Regarder un tableau d'Alain Hissette, c'est entrer dans le bleu,
dans l'espace d'un bleu qui n'est pas celui du ciel, mais plutôt
celui d'une fleur bleue, d'un revenez-y, d'un Forget-me-not, d'un
myosotis. Comment pénétrer dans ces toiles, sans architecture fixe
ou connue ? Sinon par une tête d'épingle, un point infime.
Il faudrait avoir la liberté du spermatozoïde qui pénètre dans
l'ovule...flagelle...battements...premiers battements
d'ailes...premières pulsations du cœur. Cette amande noire dans le
bleu, blessure noire ouverte. Comment dire ? Les mots se cognent au
bord du tableau et reviennent sans cesse à ce centre de gravité.
Rentrer dans un territoire déjà connu, inconnu d'avoir été trop
connu, dans les espaces d'une vie autre. Cheminer sur les traces de
Miro, dépasser le mur de Nicolas de Stael, aller vers « cette
faucille d'or dans le champ des étoiles » ( Victor Hugo).

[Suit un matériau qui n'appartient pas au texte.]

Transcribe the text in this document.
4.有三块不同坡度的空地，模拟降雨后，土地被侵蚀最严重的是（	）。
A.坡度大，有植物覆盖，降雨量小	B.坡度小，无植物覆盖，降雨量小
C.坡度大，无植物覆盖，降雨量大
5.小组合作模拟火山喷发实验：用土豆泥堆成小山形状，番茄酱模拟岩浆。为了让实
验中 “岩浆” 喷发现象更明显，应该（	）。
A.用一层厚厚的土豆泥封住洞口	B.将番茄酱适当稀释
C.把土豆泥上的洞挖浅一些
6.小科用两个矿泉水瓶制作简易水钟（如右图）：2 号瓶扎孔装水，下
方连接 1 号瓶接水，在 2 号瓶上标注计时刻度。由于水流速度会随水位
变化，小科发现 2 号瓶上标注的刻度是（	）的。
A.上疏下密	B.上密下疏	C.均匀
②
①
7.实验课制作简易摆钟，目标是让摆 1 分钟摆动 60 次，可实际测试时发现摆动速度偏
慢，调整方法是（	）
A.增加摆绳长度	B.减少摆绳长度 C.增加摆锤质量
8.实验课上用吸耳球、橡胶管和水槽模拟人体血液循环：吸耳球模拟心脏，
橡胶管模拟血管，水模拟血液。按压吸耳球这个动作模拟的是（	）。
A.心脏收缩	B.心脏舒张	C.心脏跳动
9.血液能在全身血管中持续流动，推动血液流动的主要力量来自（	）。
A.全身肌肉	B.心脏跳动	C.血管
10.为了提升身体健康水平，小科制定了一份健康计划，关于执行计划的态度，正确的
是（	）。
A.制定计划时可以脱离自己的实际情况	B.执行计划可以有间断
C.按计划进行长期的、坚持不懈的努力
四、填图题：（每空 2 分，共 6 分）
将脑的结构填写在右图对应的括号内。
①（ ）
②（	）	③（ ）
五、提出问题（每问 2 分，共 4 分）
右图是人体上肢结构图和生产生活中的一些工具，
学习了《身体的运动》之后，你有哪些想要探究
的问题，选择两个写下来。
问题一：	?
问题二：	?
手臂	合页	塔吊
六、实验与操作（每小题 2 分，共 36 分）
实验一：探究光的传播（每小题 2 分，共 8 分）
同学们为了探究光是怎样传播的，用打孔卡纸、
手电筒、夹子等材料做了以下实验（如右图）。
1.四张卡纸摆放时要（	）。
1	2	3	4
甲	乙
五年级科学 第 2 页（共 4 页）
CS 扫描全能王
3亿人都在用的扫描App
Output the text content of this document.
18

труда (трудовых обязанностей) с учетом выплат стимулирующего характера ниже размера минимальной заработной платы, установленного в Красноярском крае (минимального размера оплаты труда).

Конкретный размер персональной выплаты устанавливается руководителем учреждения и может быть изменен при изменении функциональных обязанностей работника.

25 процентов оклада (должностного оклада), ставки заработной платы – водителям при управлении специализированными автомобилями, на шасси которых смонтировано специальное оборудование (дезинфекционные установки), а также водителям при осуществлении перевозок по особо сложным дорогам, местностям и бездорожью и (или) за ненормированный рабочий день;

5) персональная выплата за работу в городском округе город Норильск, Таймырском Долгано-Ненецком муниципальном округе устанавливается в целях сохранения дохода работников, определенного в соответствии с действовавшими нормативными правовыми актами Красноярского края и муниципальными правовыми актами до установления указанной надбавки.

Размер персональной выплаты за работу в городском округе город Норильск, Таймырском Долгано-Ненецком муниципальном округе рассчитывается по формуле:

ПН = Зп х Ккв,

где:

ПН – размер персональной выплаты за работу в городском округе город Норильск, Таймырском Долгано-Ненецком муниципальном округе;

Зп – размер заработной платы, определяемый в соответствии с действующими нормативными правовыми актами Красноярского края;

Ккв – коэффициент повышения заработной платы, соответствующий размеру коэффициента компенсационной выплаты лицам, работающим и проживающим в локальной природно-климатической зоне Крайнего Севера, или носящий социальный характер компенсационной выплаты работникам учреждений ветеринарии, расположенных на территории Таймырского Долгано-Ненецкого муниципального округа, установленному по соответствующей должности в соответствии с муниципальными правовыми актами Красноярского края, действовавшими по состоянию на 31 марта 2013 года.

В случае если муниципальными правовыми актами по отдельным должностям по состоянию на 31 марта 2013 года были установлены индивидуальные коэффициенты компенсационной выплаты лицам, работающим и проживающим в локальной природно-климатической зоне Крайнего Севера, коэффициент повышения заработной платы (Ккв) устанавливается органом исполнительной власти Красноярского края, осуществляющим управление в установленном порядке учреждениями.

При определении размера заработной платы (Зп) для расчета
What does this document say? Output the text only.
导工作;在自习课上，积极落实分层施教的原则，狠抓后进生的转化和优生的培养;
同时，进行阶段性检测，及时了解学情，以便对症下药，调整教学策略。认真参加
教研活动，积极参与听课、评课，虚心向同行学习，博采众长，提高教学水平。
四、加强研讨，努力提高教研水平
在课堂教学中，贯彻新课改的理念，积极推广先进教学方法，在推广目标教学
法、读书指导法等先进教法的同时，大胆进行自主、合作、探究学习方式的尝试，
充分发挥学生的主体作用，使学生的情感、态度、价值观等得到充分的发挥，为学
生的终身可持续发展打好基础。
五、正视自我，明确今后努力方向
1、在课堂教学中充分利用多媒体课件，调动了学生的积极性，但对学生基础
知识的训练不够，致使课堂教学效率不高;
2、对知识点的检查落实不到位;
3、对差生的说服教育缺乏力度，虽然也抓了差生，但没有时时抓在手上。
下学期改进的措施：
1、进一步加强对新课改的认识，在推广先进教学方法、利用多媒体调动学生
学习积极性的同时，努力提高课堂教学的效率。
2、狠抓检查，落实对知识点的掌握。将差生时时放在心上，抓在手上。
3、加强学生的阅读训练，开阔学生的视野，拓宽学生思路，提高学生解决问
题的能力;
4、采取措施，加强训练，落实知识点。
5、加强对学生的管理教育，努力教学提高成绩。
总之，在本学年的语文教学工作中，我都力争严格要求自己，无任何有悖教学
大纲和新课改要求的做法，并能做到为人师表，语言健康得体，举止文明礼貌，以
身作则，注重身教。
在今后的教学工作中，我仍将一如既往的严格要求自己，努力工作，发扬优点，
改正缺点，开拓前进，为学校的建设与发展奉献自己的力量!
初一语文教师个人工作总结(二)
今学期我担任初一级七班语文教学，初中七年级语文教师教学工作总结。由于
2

Il faut bien avoir recours à quelque chose pour entrer dans
l'inimaginable, pour trouver le point de rencontre entre cette main
qui a peint et cet œil, notre œil, qui regarde. La main du peintre
a une longueur d'avance; l'œil doit-il suivre le même parcours ?
Il y a quelque chose là qui parle, mais à qui? Il y a quelque
chose qui parle sans vouloir nous parler. Il faut se désencombrer
la vue de toute architecture concertée, pour entrer dans « quelque
chose bleu ». Il faudrait attendre la nuit pour relier du noir
à du noir, en passant par le bleu. Bleu-nuit, noir de charbon
éteint, charbon d'un feu depuis longtemps consumé, d'une étoile
qui brille encore, mais déjà morte. Bleu encore, de cette encre
bleue ou violette, encre qui demande un jaune ou qui le crée ou qui
l'écrit. La lumière se brise quelque part sur le rebord de ce plan.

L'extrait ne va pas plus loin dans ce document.